"Such a rule could encourage a revolving door of senior executives and directors seeking to avoid recoupment, a situation that would undermine, rather than promote, stability," the groups wrote in the May 23 letter, which was signed by executives from the Financial Services Roundtable, Securities Industry and Financial Markets Association, American Bankers Association and The Clearing House Association.

The agency, in changes to the initial proposal released in March, clarified that an executive or director would be considered substantially responsible if there was a failure to conduct their responsibilities "with the degree of skill and care an ordinarily prudent person in a like position would exercise under similar circumstances."

Acting Comptroller of the Currency John Walsh, who had voiced apprehension about the executive compensation piece of the proposal in March, called the clarifications a "good change."

Living Wills

Bair said another part of the FDIC's Dodd-Frank responsibilities would likely be completed in August. Along with the Federal Reserve it has been crafting a proposal designed to guide banks and other large firms in writing so-called living wills -- plans that would enable them to be unwound in an orderly fashion if they failed. Bair had been pushing to finish the task before she left office.

Under the living-will rules, companies with at least $50 billion in assets will be required to provide information on debt, funding, capital and cash flows.
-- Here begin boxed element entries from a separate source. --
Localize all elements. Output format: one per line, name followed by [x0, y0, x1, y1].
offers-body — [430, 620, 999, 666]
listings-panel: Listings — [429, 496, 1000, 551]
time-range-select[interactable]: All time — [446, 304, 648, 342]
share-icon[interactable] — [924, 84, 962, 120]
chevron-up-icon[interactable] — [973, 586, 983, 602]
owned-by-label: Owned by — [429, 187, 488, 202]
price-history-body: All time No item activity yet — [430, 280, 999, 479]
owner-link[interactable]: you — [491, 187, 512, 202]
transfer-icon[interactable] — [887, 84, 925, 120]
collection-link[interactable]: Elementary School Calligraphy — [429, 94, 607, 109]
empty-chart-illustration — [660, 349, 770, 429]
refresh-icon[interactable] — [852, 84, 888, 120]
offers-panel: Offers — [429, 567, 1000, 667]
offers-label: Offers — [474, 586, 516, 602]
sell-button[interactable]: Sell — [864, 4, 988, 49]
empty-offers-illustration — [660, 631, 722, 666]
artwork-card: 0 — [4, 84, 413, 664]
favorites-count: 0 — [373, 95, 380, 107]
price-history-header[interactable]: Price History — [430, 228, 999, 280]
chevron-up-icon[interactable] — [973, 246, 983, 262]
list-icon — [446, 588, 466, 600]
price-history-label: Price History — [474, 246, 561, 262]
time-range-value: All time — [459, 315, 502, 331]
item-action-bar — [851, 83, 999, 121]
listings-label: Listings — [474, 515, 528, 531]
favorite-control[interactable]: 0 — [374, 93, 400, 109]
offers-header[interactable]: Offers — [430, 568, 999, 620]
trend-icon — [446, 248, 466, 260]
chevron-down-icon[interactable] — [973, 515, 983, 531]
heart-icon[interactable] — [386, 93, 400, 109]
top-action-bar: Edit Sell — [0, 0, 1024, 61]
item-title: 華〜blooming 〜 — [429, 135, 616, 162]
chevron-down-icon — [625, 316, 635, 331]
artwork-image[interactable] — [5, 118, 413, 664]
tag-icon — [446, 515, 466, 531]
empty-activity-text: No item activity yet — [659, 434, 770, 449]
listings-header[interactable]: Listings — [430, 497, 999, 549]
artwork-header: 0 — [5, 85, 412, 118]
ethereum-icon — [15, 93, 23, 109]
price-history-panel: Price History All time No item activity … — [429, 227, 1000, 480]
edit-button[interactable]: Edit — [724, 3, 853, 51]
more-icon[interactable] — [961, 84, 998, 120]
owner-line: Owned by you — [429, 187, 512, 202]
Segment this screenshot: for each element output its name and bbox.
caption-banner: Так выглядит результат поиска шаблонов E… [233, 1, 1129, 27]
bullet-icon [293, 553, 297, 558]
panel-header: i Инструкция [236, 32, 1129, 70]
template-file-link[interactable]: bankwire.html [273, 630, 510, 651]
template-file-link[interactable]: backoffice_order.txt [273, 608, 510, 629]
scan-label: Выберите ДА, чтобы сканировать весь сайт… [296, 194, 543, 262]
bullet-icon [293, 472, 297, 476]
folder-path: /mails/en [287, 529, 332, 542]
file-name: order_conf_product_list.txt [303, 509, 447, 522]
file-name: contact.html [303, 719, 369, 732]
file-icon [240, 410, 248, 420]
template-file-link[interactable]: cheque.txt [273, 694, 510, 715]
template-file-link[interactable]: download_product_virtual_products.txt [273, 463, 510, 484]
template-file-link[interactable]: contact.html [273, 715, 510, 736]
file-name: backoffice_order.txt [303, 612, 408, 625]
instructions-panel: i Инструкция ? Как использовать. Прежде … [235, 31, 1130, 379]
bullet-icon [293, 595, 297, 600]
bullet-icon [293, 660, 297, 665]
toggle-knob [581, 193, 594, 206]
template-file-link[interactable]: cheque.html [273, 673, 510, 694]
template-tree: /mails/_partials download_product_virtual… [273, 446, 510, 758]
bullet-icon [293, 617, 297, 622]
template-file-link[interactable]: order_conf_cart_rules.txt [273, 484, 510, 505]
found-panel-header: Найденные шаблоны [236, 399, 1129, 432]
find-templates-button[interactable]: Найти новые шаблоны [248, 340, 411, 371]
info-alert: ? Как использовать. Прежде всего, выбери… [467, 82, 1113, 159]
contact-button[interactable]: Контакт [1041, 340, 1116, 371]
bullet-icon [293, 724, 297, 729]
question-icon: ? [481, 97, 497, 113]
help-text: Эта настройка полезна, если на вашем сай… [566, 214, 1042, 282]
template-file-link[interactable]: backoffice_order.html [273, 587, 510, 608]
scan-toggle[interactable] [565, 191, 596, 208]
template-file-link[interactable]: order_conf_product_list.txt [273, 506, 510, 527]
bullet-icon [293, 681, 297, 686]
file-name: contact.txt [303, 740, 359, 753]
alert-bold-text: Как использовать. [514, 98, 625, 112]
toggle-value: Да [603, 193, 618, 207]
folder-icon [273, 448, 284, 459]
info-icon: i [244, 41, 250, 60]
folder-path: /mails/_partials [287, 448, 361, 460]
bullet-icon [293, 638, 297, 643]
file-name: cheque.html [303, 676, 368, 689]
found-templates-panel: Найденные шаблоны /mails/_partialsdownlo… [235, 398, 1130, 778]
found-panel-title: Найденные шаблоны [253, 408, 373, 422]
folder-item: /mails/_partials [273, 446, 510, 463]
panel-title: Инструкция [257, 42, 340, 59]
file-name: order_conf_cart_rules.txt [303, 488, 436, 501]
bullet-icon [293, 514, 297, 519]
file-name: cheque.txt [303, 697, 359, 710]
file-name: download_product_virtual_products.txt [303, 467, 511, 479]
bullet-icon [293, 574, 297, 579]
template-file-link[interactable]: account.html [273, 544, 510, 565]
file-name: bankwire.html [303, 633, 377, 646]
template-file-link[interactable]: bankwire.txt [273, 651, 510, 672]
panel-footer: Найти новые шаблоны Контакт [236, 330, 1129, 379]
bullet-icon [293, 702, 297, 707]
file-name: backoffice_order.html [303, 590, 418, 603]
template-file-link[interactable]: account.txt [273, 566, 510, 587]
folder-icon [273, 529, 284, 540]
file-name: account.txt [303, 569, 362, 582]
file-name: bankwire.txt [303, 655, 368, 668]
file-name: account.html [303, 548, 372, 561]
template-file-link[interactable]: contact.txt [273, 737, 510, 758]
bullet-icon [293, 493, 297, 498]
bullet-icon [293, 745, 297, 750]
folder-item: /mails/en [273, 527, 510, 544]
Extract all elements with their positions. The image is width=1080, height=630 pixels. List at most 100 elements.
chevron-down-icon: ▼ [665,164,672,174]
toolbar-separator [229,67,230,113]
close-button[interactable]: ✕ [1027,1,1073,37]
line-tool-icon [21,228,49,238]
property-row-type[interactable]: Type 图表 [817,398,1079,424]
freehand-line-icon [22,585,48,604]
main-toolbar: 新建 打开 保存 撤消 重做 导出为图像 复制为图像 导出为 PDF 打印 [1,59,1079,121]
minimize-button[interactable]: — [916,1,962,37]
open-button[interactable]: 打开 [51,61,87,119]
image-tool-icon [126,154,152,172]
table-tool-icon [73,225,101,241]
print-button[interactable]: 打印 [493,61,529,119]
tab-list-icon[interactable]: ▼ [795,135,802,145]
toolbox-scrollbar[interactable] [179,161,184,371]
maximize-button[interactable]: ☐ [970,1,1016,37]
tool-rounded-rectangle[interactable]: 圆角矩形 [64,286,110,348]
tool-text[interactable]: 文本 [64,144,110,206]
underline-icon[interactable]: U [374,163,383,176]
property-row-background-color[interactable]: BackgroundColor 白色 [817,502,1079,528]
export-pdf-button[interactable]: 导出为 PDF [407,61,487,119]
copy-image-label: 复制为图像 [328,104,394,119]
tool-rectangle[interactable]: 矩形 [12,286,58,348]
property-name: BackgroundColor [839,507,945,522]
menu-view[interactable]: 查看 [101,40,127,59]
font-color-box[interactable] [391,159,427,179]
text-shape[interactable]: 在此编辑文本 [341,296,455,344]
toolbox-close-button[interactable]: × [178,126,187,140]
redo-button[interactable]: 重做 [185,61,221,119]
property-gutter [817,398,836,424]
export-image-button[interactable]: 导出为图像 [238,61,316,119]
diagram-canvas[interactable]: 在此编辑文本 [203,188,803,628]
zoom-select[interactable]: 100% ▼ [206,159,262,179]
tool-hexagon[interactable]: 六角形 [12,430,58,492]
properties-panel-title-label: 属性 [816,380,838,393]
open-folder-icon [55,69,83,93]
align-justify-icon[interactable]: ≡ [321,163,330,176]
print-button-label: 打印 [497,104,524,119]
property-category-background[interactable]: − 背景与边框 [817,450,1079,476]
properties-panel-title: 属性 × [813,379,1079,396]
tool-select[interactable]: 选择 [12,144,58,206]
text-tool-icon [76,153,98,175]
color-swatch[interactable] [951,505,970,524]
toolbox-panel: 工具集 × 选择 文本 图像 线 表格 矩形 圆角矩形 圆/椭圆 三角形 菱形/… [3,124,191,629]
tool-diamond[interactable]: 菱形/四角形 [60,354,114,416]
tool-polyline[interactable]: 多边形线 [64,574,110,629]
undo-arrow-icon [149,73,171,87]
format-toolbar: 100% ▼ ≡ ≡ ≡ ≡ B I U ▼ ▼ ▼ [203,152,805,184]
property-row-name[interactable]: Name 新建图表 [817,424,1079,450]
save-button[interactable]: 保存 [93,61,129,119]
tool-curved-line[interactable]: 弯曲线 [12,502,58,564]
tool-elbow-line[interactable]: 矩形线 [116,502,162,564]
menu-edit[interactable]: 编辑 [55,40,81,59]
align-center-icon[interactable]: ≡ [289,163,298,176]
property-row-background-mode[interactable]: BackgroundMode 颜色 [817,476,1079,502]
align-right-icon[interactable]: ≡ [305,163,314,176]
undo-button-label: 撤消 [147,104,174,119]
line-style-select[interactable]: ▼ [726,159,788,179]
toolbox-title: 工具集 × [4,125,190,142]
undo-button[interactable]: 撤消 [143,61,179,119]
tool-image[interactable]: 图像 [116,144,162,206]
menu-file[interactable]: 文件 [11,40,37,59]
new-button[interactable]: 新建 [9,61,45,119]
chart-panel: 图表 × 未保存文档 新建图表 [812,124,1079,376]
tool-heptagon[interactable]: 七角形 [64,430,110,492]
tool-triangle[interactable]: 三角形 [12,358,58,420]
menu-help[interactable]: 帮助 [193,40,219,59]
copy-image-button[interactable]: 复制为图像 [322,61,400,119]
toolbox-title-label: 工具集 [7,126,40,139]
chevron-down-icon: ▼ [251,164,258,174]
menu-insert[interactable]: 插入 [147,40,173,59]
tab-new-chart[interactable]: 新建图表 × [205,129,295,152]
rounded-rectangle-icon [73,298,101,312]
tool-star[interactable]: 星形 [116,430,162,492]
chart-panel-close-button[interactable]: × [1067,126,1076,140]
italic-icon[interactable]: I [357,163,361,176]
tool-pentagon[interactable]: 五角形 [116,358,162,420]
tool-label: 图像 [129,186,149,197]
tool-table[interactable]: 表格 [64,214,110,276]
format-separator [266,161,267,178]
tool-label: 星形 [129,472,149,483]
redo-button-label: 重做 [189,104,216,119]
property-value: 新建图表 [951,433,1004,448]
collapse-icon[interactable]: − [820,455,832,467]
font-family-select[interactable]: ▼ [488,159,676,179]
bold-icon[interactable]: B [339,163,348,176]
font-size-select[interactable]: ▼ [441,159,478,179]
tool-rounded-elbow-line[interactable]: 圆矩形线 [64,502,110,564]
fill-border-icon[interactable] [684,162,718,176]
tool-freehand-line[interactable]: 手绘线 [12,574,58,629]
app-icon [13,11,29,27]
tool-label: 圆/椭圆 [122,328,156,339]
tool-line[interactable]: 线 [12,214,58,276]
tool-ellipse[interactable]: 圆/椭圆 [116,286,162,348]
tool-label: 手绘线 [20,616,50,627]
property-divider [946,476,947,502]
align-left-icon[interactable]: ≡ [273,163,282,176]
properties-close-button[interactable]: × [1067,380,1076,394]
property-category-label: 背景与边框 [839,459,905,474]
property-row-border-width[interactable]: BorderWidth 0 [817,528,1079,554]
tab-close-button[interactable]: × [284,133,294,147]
Firms that fail to file workable resolution plans could be subject to increased capital, leverage or liquidity requirements, and restrictions on growth or operations.

"Clarity is important and with respect to the resolution plans, the sooner the agencies can articulate what the procedural and substantive requirements are for resolution plan activity, the better off we're all going to be," said Thomas Curry, an FDIC director and President Barack Obama's nominee to be the next Comptroller of the Currency.